8

A la muerte de su padre, y tras heredar una fortuna, el único capricho de Tom había sido comprarse la camioneta, una Chevrolet 3100 de 1957 pintada de color turquesa, con el techo blanco, rejilla cromada y palanca de cambio de tres marchas. Su anterior propietario, un fanático de Albuquerque que coleccionaba coches antiguos, no había escatimado esfuerzos en reconstruir el motor y la transmisión, hacerse él mismo las piezas que no encontraba y cromarlo todo de nuevo, desde los tiradores hasta la radio. Como toque final, había tapizado el interior con piel de cabritilla blanca de la mejor calidad y suavidad, pero el pobre se había muerto de un infarto antes de poder disfrutar del resultado. Tom había visto anunciada la camioneta en los clasificados de segunda mano, y, pese a haberle pagado un precio más que justo a la viuda (cincuenta y cinco mil), tenía la sensación de haberse llevado una ganga, una escultura que podía conducirse.

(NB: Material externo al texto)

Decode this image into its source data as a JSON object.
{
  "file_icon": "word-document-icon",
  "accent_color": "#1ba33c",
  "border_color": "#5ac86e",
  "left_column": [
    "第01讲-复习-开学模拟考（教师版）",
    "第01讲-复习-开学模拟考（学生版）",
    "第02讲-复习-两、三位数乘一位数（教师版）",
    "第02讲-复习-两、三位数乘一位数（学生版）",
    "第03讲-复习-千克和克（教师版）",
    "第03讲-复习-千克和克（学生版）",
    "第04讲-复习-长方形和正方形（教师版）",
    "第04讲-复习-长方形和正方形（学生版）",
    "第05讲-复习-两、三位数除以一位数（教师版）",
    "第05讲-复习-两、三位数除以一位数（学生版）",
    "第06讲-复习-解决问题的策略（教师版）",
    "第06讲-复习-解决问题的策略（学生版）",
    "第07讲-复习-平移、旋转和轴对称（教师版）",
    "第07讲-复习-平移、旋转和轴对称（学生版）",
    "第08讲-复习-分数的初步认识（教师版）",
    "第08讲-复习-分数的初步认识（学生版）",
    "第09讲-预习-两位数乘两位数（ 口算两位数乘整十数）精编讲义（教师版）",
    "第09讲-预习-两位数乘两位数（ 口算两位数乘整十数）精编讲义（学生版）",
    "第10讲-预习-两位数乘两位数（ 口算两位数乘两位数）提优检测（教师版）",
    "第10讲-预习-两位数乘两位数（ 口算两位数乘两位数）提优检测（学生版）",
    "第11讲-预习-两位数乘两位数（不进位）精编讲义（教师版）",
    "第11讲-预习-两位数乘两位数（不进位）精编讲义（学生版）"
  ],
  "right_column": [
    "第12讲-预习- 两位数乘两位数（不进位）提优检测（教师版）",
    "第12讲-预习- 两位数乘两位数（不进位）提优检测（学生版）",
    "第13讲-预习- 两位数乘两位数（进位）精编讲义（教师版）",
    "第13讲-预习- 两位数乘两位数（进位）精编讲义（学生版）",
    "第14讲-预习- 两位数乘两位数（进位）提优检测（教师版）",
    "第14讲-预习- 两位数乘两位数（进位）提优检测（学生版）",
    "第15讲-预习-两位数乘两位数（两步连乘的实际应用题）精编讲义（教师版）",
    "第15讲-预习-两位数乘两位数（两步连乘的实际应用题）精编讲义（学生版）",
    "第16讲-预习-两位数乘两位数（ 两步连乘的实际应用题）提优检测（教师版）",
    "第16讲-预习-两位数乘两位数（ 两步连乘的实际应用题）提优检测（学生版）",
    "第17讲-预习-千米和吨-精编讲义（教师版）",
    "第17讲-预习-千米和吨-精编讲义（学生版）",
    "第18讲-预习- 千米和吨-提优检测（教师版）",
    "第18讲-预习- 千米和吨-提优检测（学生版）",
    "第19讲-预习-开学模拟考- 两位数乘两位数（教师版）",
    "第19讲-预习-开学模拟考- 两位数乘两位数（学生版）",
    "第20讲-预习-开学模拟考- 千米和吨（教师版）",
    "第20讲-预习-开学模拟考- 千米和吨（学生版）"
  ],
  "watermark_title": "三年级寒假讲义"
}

Era mediodía, y Tom ya había estado en todas partes. De nada había servido preguntar en el Sunset, ni recorrerse todas las carreteras forestales que conocía en las proximidades de las mesas. En realidad, de lo único que se había enterado era de que se limitaba a seguir los pasos de la policía de Santa Fe, la cual también estaba intentando descubrir si alguien había visto a la víctima antes del asesinato.

El culpable se había esmerado en no dejar huellas.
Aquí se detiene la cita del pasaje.